Pour mémoire, les tiers (hormis les préfets et les membres de l'organe délibérant de la collectivité territoriale ou du groupement local concerné) « sont recevables à former devant le juge du contrat un recours de plein contentieux contestant la validité d'un contrat que s'ils sont susceptibles d'être lésés dans leurs intérêts de façon suffisamment directe et certaine par sa passation ou ses clauses - ne peuvent en outre invoquer que des vices en rapport direct avec l'intérêt lésé dont ils se prévalent » avaient déclaré Alain Ménéménis, conseiller d’Etat, dans sa chronique (lien en bas de page) portant sur la décision SMTC Hérault Transport (CE, 5 février 2016, n°383149). Dans la présente affaire, la CAA s’est fondée sur le faible écart des notes attribuées entre le titulaire et la société évincée, 20,5/24 contre 21/24, pour répondre favorablement à la requête.

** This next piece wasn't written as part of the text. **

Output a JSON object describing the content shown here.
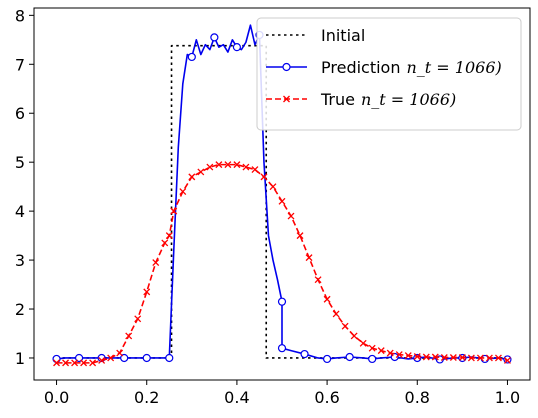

D’autant que la requérante n’avait pas obtenu, contrairement à son concurrent, la totalité des points sur les caractéristiques énoncées de la valeur technique. D’après les juges d’appel, elle avait « des chances sérieuses de remporter le marché ». L’indemnisation a été calculée, à la lecture de l’arrêt, « en prenant en compte le bénéfice net qu’aurait procuré ce marché à l’entreprise ». Toutefois, la juridiction n’a pas mis fin à la convention litigieuse car notamment le vice ne portait pas atteinte à la licéité du contenu de celle-ci.Dans la présente affaire, la CAA s’est fondée sur le faible écart des notes attribuées entre le titulaire et la société évincée, 20,5/24 contre 21/24, pour répondre favorablement à la requête
Références du gérant admises pour les sociétés nouvelles au titre de l’évaluation des capacités professionnelles
A noter que dans ce litige, l’un des moyens invoqués par le titulaire (qui n’a jamais été retenu) était l’irrecevabilité de la candidature de la société évincée sous prétexte que le gérant, ancien employé de l’entreprise attributaire, avait mis en avant (à l’appui des capacités professionnelles) des références issues de ses anciennes fonctions. En effet au moment du lancement de l’appel d’offres, la société évincée, venant tout juste d’être créée, ne disposait pas en soi d’expérience dans le domaine. La CAA, en s’appuyant sur la jurisprudence Bronzo (CE, 10 mai 2006, n° 281976), a considéré la candidature valable car le gérant avait remis les pièces spécifiquement exigées dans le règlement de la consultation pour les sociétés nouvelles (lire en lien la tribune de Maître Hervé Letellier sur le contrôle des capacités des sociétés de création récente). Quoi qu'il en soit, la décision de la Cour administrative d’appel (CAA) de Nantes sera certainement difficile à digérer pour l’établissement public.